Co-existing with containers: Cloud Native solutions don’t need a greenfield
Containers are widely regarded as the next big thing in telco virtualization technology, but what about the service providers who have already deployed VM-based solutions? Some communications service providers have already started virtualizing with virtual machines and VNFs and will want to continue that route for various reasons, but they will also want to adopt container-based technologies for the advantages they bring. One of the advantages of container-based applications is they are a part of a larger “cloud native” initiative that allows companies to design and develop first in the cloud, then deploy wherever it’s needed.

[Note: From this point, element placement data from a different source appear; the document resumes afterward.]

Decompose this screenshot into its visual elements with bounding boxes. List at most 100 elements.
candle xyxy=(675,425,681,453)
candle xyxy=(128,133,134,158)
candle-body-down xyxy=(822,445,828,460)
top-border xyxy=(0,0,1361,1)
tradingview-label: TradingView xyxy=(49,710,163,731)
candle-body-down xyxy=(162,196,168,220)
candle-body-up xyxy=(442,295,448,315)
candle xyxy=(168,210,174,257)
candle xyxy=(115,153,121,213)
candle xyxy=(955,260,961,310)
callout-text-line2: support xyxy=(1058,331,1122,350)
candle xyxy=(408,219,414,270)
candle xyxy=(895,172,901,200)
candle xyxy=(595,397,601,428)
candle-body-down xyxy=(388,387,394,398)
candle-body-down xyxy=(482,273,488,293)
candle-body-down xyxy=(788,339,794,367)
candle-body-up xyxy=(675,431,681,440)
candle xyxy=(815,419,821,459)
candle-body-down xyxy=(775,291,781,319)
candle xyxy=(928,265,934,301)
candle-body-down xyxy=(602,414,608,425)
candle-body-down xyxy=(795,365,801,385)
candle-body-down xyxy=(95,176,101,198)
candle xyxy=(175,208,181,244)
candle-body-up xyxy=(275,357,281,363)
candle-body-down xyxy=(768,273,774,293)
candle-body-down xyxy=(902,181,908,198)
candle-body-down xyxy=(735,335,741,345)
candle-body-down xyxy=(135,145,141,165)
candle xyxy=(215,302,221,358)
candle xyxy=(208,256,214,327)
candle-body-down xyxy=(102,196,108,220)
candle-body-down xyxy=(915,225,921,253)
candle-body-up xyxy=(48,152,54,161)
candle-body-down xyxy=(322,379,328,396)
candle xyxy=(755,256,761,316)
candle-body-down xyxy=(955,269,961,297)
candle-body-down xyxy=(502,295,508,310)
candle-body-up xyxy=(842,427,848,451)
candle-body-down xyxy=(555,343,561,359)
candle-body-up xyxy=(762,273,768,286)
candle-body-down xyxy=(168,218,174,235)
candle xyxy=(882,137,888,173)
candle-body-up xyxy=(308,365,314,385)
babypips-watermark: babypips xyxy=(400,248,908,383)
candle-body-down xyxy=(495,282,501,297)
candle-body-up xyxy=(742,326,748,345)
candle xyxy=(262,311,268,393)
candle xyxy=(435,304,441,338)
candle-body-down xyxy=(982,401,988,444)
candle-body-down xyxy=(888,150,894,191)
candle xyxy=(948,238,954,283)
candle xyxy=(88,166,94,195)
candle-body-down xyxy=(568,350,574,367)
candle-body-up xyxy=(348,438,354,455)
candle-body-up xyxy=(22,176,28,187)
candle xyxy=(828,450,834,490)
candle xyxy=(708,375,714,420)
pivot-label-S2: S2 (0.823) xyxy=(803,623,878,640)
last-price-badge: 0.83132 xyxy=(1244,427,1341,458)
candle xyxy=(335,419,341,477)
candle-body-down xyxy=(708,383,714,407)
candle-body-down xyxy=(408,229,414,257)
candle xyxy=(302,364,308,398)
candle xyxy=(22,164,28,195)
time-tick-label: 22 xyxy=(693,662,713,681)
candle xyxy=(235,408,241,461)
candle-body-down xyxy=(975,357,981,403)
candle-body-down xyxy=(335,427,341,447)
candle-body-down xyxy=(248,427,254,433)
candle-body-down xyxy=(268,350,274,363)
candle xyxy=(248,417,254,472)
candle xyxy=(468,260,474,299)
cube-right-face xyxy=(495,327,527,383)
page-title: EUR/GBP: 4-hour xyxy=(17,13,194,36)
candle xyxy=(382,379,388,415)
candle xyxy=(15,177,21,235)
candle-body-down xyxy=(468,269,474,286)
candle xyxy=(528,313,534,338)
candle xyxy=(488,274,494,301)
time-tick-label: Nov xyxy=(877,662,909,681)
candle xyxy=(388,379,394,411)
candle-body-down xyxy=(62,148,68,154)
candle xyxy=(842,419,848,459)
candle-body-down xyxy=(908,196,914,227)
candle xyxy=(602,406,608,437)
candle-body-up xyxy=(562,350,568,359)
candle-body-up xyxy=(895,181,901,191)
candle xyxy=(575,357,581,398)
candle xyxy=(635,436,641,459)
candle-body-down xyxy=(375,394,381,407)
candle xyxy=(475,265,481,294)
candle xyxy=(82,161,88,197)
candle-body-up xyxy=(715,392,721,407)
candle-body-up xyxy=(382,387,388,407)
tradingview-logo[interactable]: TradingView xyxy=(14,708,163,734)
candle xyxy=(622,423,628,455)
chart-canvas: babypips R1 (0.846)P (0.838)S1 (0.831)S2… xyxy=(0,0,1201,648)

One of the areas we see a need to deploy cloud native applications is at the network edge. Some example use cases would include virtualized radio access networks (vRAN), multi access edge computing (MEC) and virtualized and universal customer premise equipment (vCPE/uCPE.) There are many reasons why a service provider would want to leverage containers at the edge. A few reasons include giving them the ability to better navigate the heterogeneous environment of the edge, meaning they will encounter different silicon and different system architectures (clustered, distributed, centralize/decentralized cloud environments). So, by leveraging a cloud native strategy that is untethered to any particular system specifications, service providers can ensure a broad “landing zone” for their container-based applications at the edge. This means regardless of the architecture type or location they can deploy application container workloads across architectures and platforms using common cloud native APIs and components.
But, as mentioned earlier, how do you implement a cloud-native or container-based solution while still supporting bare metal and VMS as well? We’ve put together a few items that might help clear that question up and provide some guidance on how to do just that. This infographic shows a quick overview of three options to deploy a container and VM solution and lists some quick pros and cons for each method. This white paper, “Cloud Native for Telco: Making IT technology feasible at the network edge” takes the infographic a level deeper and provides quite a bit more detail not only on the three options but also some of the various requirements and challenges for deploying a cloud native strategy at the edge. If you’d prefer to have a presentation, we also have a full-length webinar that was originally aired on SDxCentral called, “Cloud Native for Telco: What it is and why you need it.” Despite the slightly different title, it’s based on the same material as the white paper.
Although many see containers as the future, containers and virtual machines can and will co-exist for some time. Using an edge cloud infrastructure like Titanium Cloud, which is based on the OpenStack pilot project, StarlingX, ensures that regardless of the technology it needs to support (VMs, Containers, Bare metal,) your applications will successfully perform as intended.